İdrîs aleyhisselâm insanlara peygamber olarak gönderilip, onlara doğru yolu gösterdikten sonra diri olarak göğe kaldırıldı. Bundan sonra ona tâbi olup, yolunda bulunan ve Âdem (aleyhisselâm) ile Hazret-i Nûh arasında, çeşitli zamanlarda geldikleri de bildirilen Vedd, Süvâ, Yegûs, Ye’ûk ve Nesr isimlerindeki kıymetli âlim zâtlar Arab yarımadasının çeşitli yerlerine dağılarak İdrîs'in (aleyhisselâm) dînini yaymaya çalıştılar. Bu âlimler, Arab yarımadasının çeşitli yerlerinde dağınık vaziyette yaşayan insanların yanlarına, ayaklarına kadar giderek, onlara doğru olan hidâyet yolunu anlatıyorlardı. Bunun için bütün gayretlerini sarfediyorlar ve hiç bir fedâkarlıktan kaçmıyorlardı.

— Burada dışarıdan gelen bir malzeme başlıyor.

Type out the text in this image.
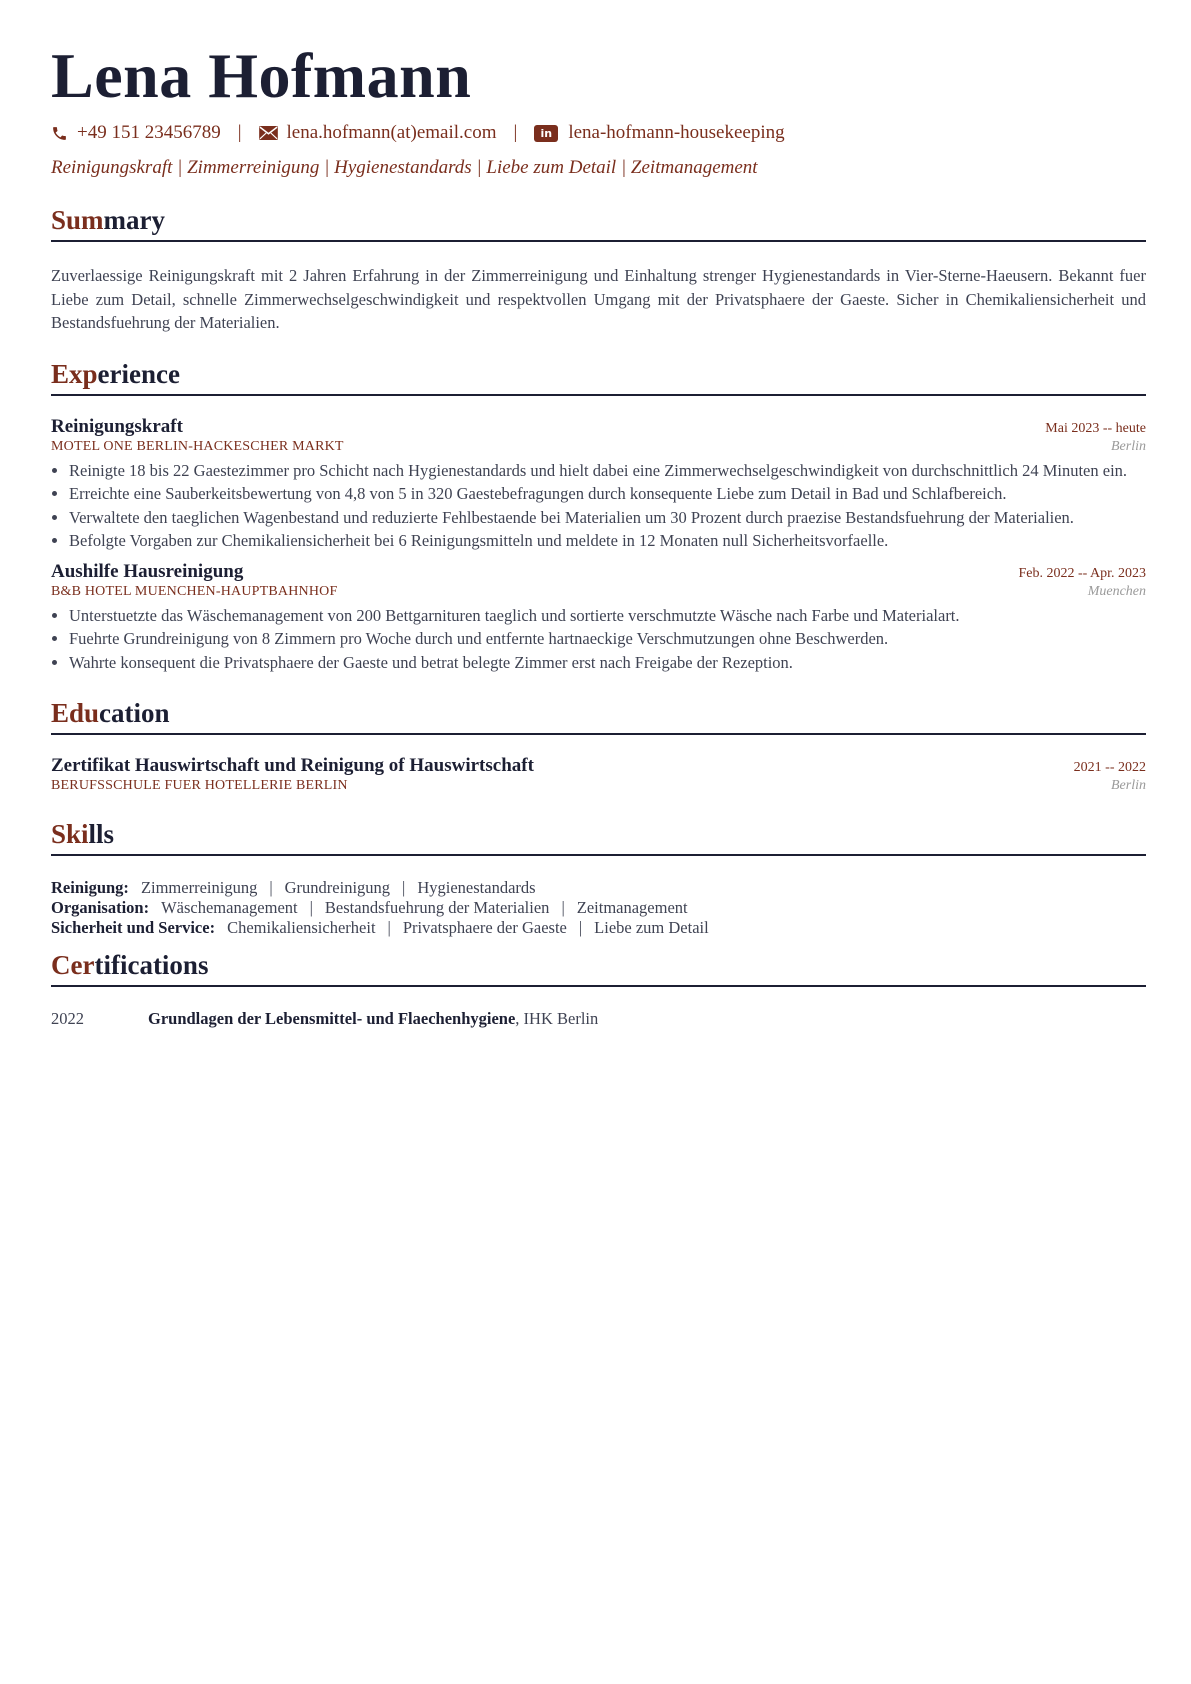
Lena Hofmann
+49 151 23456789 | lena.hofmann(at)email.com |	in lena-hofmann-housekeeping
Reinigungskraft | Zimmerreinigung | Hygienestandards | Liebe zum Detail | Zeitmanagement
Summary
Zuverlaessige Reinigungskraft mit 2 Jahren Erfahrung in der Zimmerreinigung und Einhaltung strenger Hygienestandards in Vier-Sterne-Haeusern. Bekannt fuer Liebe zum Detail, schnelle Zimmerwechselgeschwindigkeit und respektvollen Umgang mit der Privatsphaere der Gaeste. Sicher in Chemikaliensicherheit und Bestandsfuehrung der Materialien.
Experience
Reinigungskraft	Mai 2023 -- heute
MOTEL ONE BERLIN-HACKESCHER MARKT	Berlin
• Reinigte 18 bis 22 Gaestezimmer pro Schicht nach Hygienestandards und hielt dabei eine Zimmerwechselgeschwindigkeit von durchschnittlich 24 Minuten ein.
• Erreichte eine Sauberkeitsbewertung von 4,8 von 5 in 320 Gaestebefragungen durch konsequente Liebe zum Detail in Bad und Schlafbereich.
• Verwaltete den taeglichen Wagenbestand und reduzierte Fehlbestaende bei Materialien um 30 Prozent durch praezise Bestandsfuehrung der Materialien.
• Befolgte Vorgaben zur Chemikaliensicherheit bei 6 Reinigungsmitteln und meldete in 12 Monaten null Sicherheitsvorfaelle.
Aushilfe Hausreinigung	Feb. 2022 -- Apr. 2023
B&B HOTEL MUENCHEN-HAUPTBAHNHOF	Muenchen
• Unterstuetzte das Wäschemanagement von 200 Bettgarnituren taeglich und sortierte verschmutzte Wäsche nach Farbe und Materialart.
• Fuehrte Grundreinigung von 8 Zimmern pro Woche durch und entfernte hartnaeckige Verschmutzungen ohne Beschwerden.
• Wahrte konsequent die Privatsphaere der Gaeste und betrat belegte Zimmer erst nach Freigabe der Rezeption.
Education
Zertifikat Hauswirtschaft und Reinigung of Hauswirtschaft	2021 -- 2022
BERUFSSCHULE FUER HOTELLERIE BERLIN	Berlin
Skills
Reinigung: Zimmerreinigung | Grundreinigung | Hygienestandards
Organisation: Wäschemanagement | Bestandsfuehrung der Materialien | Zeitmanagement
Sicherheit und Service: Chemikaliensicherheit | Privatsphaere der Gaeste | Liebe zum Detail
Certifications
2022	Grundlagen der Lebensmittel- und Flaechenhygiene, IHK Berlin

İbn-i Ebî Hâtim'in (radıyallahü anh) bildirdiğine göre, Tabiînden ve Fukahâ-i seb’a diye bilinen Medîne'nin yedi büyük âliminden Urve bin Zübeyr (rahmetullahi aleyh); İdrîs'in (aleyhisselâm) eshâbından olan ve insanlara doğru yolu gösteren bu büyük âlimler hakkında; “Vedd, Yegûs, Ye’ûk, Süvâ ve Nesr, Hazret-i Âdem'in evlâdından yâni torunlarındandır. Vedd, onların en büyüğü ve içlerinde en üstün olan idi” buyurmuştur.
Bu âlimler, ahlâk ve edeblerinin fevkalâde olması, hep Allahü teâlâdan, kıyâmetten, âhıretten anlatmaları, dinleyenleri çeken tatlı sohbetleri ile, gittikleri her yerde sevilip sayıldılar. Herkes bunları pek çok sevip, anlattıklarına inanıyor, onlara tâbi oluyordu. Nihâyet onlar da, birer birer vefât edip, âhırete göçtüler. Sevenleri kedere boğuldu ve kimse onları unutamadı.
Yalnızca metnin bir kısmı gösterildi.